Interessant ist auch die Erkenntnis, dass typisch “männliche” Artikel im Durchschnitt signifikant länger sind als Artikel zu typisch “weiblichen” Themen. Bei Artikeln über Filme geht das sogar noch weiter: solche über “Frauenfilme” haben oft eine schlechtere Qualität als ihre männlichen Gegenstücke. Über die Gründe hierfür kann man spekulieren (sie wurden in der Studie auch nicht diskutiert). Ob die geringere Beteiligung von Frauen die alleinige Ursache ist, würde ich sogar bezweifeln, da viele auch sehr gute Wikipedia-Artikel von eher wenigen Leuten “beherrscht” werden.
Die Vermutung, dass Frauen einfach weniger Interesse am Internet und den darin verfügbaren Medien haben, trifft übrigens nicht zu: auf Facebook, Twitter, MySpace und ähnlichen Portalen sind mehr Frauen als Männer unterwegs).
Meine Vermutung zur Problematik ist ja die folgende (belegen kann ich sie natürlich nicht – hier wäre eine wissenschaftliche Untersuchung notwendig): die Wikipedia ist eher interessant für die “harten”, also faktenbeladenen Themen (die sich natürlich eher in den naturwissenschaftlichen und technischen Bereichen finden), wohingegen Frauen vermutlich mehr zu den “weicheren”, also sozialen Themen tendieren (diese Studie bestätigt die Präferenz der Interessen). Derartige Themen lassen sich allerdings nur bedingt gut auf Wikipedia beschreiben, da oft genug ein klarer Kern fehlt und sie eher auf Intuitionen und persönlichen Meinungen beruhen; wenn sie auf Wikipedia zu finden sind, dann sind sie auch eher umstritten, was im nächsten Schritt auch zur erhöhten Zurückweisung von Bearbeitungen führt.
Insgesamt finde ich die Studie ziemlich interessant, da sie einen guten Einblick in die unterschiedlichen Verhaltensweisen von Männern und Frauen im Netz in Bezug auf die gemeinsame Verwaltung von Wissen gibt. Ob hier vielleicht ein Zusammenhang mit dem (gefühlten) Umstand besteht, dass mehr Männer als Frauen (populär-)wissenschaftliche Literatur verfassen, ja, dass insgesamt in den naturwissenschaftlichen und technischen – den “harten” – Bereichen der Männeranteil bedeutend höher ist?

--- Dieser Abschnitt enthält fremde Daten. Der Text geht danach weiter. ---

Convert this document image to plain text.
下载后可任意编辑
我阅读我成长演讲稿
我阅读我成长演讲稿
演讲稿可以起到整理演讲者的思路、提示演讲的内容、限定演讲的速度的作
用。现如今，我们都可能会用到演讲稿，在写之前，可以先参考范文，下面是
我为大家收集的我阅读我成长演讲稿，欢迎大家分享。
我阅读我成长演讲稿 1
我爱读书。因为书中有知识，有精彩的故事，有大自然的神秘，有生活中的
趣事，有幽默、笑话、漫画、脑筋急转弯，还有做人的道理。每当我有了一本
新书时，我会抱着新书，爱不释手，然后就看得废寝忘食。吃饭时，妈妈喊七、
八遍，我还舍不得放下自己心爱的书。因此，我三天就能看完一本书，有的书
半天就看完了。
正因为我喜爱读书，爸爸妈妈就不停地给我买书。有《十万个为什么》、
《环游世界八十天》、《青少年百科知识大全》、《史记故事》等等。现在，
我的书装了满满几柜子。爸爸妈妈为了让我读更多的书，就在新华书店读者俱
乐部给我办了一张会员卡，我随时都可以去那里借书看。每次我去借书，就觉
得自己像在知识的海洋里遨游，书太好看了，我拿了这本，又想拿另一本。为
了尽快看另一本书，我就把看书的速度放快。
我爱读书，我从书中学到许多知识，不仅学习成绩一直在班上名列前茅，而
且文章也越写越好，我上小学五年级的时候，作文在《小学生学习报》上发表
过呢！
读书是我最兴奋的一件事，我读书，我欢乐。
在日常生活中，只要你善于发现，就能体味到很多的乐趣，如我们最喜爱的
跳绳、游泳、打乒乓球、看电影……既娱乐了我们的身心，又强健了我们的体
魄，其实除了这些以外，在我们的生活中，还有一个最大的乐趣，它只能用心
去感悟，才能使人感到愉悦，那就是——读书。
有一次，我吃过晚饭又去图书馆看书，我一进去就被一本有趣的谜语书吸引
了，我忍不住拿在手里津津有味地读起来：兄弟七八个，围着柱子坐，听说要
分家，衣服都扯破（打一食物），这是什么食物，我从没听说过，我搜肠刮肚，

Wer jetzt aber übrigens meint, dass er die Ergebnisse der Studie “sowieso schon kannte” und sie daher eigentlich vollkommen unnütz ist, der liegt falsch. Nur, weil “jeder” etwas bestimmtes weiß, heißt das noch lange nicht, dass es korrekt ist. Erst durch eine wissenschaftliche Untersuchung kann eine “Volksvermutung” auch wirklich belegt – oder widerlegt – werden. In dem Sinne spreche ich mich dafür aus, dass noch viel mehr Studien über derart “allgemein bekannte” Thematiken gemacht werden. Allerdings darf auch eine Vertiefung nicht fehlen – der nächste Schritt muss sein, aufbauend auf der Studie der University of Minnesota zu untersuchen, woran genau die festgestellten Unterschiede liegen; solange das nicht geschieht, ist der Nährboden für unhaltbare Vermutungen und Vorurteile – und damit auch neue Missverständnisse und Konflikte – vorhanden. Hätten deutsche Politiker hier etwas zu sagen, würden sie sicherlich auf Grund der Studie die Einführung einer Frauenquote für Wikipedia und die Beschäftigung von Anti-Diskriminierungs-Beauftragten verlangen – ein häufiges Resultat falsch verstandener Studien.